None of the mushrooms I used this time had degraded to the point of being cranberry red and mushy, rather I used some that were just a little old and some of the wormy bits that were cut off of the good mushrooms. This seemed to make a difference as the resulting dye color after simmering down the mushrooms in water yielded this orange color instead of red.
I scoured my silk, stuffed it in the jar with the dye, and let it percolate in the heat for about a week in my small greenhouse. The silk took up some color right away and it only deepened slightly over the course of the week.
At the end of the week I removed the silk and gave it a rinse.

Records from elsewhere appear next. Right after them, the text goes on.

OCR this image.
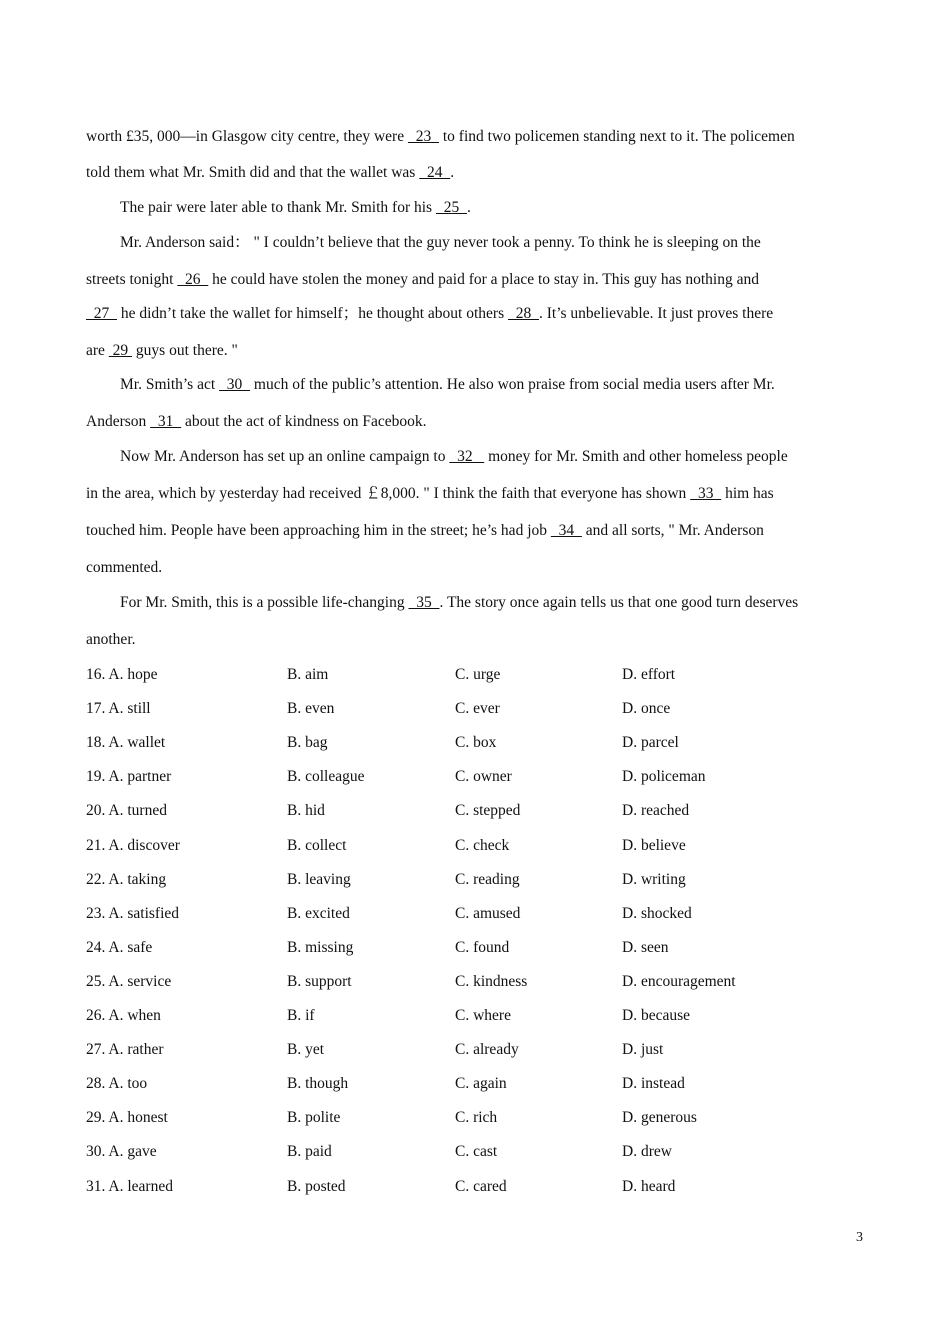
worth £35, 000—in Glasgow city centre, they were   23   to find two policemen standing next to it. The policemen
told them what Mr. Smith did and that the wallet was   24  .
The pair were later able to thank Mr. Smith for his   25  .
Mr. Anderson said： " I couldn’t believe that the guy never took a penny. To think he is sleeping on the
streets tonight   26   he could have stolen the money and paid for a place to stay in. This guy has nothing and
27   he didn’t take the wallet for himself；he thought about others   28  . It’s unbelievable. It just proves there
are  29  guys out there. "
Mr. Smith’s act   30   much of the public’s attention. He also won praise from social media users after Mr.
Anderson   31   about the act of kindness on Facebook.
Now Mr. Anderson has set up an online campaign to   32    money for Mr. Smith and other homeless people
in the area, which by yesterday had received ￡8,000. " I think the faith that everyone has shown   33   him has
touched him. People have been approaching him in the street; he’s had job   34   and all sorts, " Mr. Anderson
commented.
For Mr. Smith, this is a possible life-changing   35  . The story once again tells us that one good turn deserves
another.
16. A. hope	B. aim	C. urge	D. effort
17. A. still	B. even	C. ever	D. once
18. A. wallet	B. bag	C. box	D. parcel
19. A. partner	B. colleague	C. owner	D. policeman
20. A. turned	B. hid	C. stepped	D. reached
21. A. discover	B. collect	C. check	D. believe
22. A. taking	B. leaving	C. reading	D. writing
23. A. satisfied	B. excited	C. amused	D. shocked
24. A. safe	B. missing	C. found	D. seen
25. A. service	B. support	C. kindness	D. encouragement
26. A. when	B. if	C. where	D. because
27. A. rather	B. yet	C. already	D. just
28. A. too	B. though	C. again	D. instead
29. A. honest	B. polite	C. rich	D. generous
30. A. gave	B. paid	C. cast	D. drew
31. A. learned	B. posted	C. cared	D. heard
3
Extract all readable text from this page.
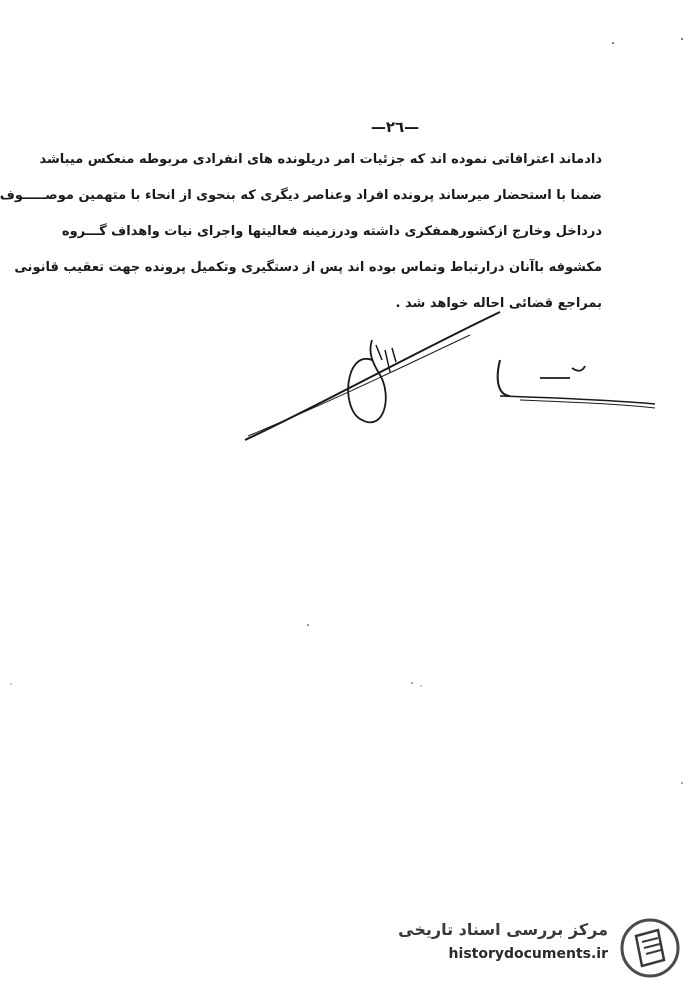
—٢٦—
دادماند اعترافاتی نموده اند که جزئیات امر دریلونده های انفرادی مربوطه منعکس میباشد
ضمنا با استحضار میرساند پرونده افراد وعناصر دیگری که بنحوی از انحاء با متهمین موصـــــوف
درداخل وخارج ازکشورهمفکری داشته ودرزمینه فعالیتها واجرای نیات واهداف گـــروه
مکشوفه باآنان درارتباط وتماس بوده اند پس از دستگیری وتکمیل پرونده جهت تعقیب قانونی
بمراجع قضائی احاله خواهد شد .
مرکز بررسی اسناد تاریخی
historydocuments.ir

The resulting color is an orangey yellow, a little deeper than the photos are showing.
I'm really loving using the silk for dyeing and can't wait to work on a project with some of these pieces. What I love more is when I can use cast-offs like mushroom bits, onion skins, carrot peels, bean water, etc. for making something beautiful. It makes me look at my compost pile in a whole new way.
I hope you're making some fun discoveries today too.
6 comments:
Natural dyeing is always so surprising, isn't it ?

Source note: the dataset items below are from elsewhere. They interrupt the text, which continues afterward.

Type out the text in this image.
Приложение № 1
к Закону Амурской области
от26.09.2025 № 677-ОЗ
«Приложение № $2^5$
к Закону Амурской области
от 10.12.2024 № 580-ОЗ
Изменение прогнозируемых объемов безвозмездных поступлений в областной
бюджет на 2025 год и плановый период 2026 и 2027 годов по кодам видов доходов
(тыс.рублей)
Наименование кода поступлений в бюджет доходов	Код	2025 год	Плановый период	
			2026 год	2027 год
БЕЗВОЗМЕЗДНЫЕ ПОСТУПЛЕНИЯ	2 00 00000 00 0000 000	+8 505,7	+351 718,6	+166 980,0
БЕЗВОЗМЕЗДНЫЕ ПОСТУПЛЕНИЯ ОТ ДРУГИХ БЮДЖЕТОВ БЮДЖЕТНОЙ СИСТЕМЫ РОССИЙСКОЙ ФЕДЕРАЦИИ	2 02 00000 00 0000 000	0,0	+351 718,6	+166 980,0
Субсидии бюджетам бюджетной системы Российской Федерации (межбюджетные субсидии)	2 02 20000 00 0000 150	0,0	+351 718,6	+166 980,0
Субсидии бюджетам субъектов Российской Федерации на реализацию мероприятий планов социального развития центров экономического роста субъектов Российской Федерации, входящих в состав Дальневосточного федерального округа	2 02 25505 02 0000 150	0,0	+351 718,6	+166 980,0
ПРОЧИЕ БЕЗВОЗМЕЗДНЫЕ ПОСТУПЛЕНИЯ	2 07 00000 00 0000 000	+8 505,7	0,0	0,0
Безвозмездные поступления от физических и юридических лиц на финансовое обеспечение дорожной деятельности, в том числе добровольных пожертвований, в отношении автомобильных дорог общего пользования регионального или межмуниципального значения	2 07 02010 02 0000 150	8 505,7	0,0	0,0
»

These mushrooms are pretty colorful, wow !
Can't wait to see what you'll do with your lovely dyed silk !
oxoxo hugs
those mushrooms are gorgeous! they remind me of dried up butterfly wings. I have never tried natural dyeing. I think it would be fun.
~Dawn
ow such colorfull mmushrooms I have never seen... Here in Teh NEtheralnds we aren´t allow to pick any mushroom at all... :( nice result with dyeing !!
I love reading about your adventures in dyeing using natural sources:
your blog is a source of joy for me!
xo,
Allison
thank you for the lobster mushroom lesson...i can see i was WAY FAR off in calling the mushrooms i found, "lobster"
you HAVE got me experimenting like crazy and i'm loving every minute of it. xx
Hi, I found you from the wonderful tool called google. Anyhow, we've been collecting these for the dyepot. Last year I cut off the colored outside part to dry. Do you know if it makes a difference if you use only the outside part or the whole mushroom? I thought I read someplace about just using the outside part... but I haven't actually dyed with this (yet!).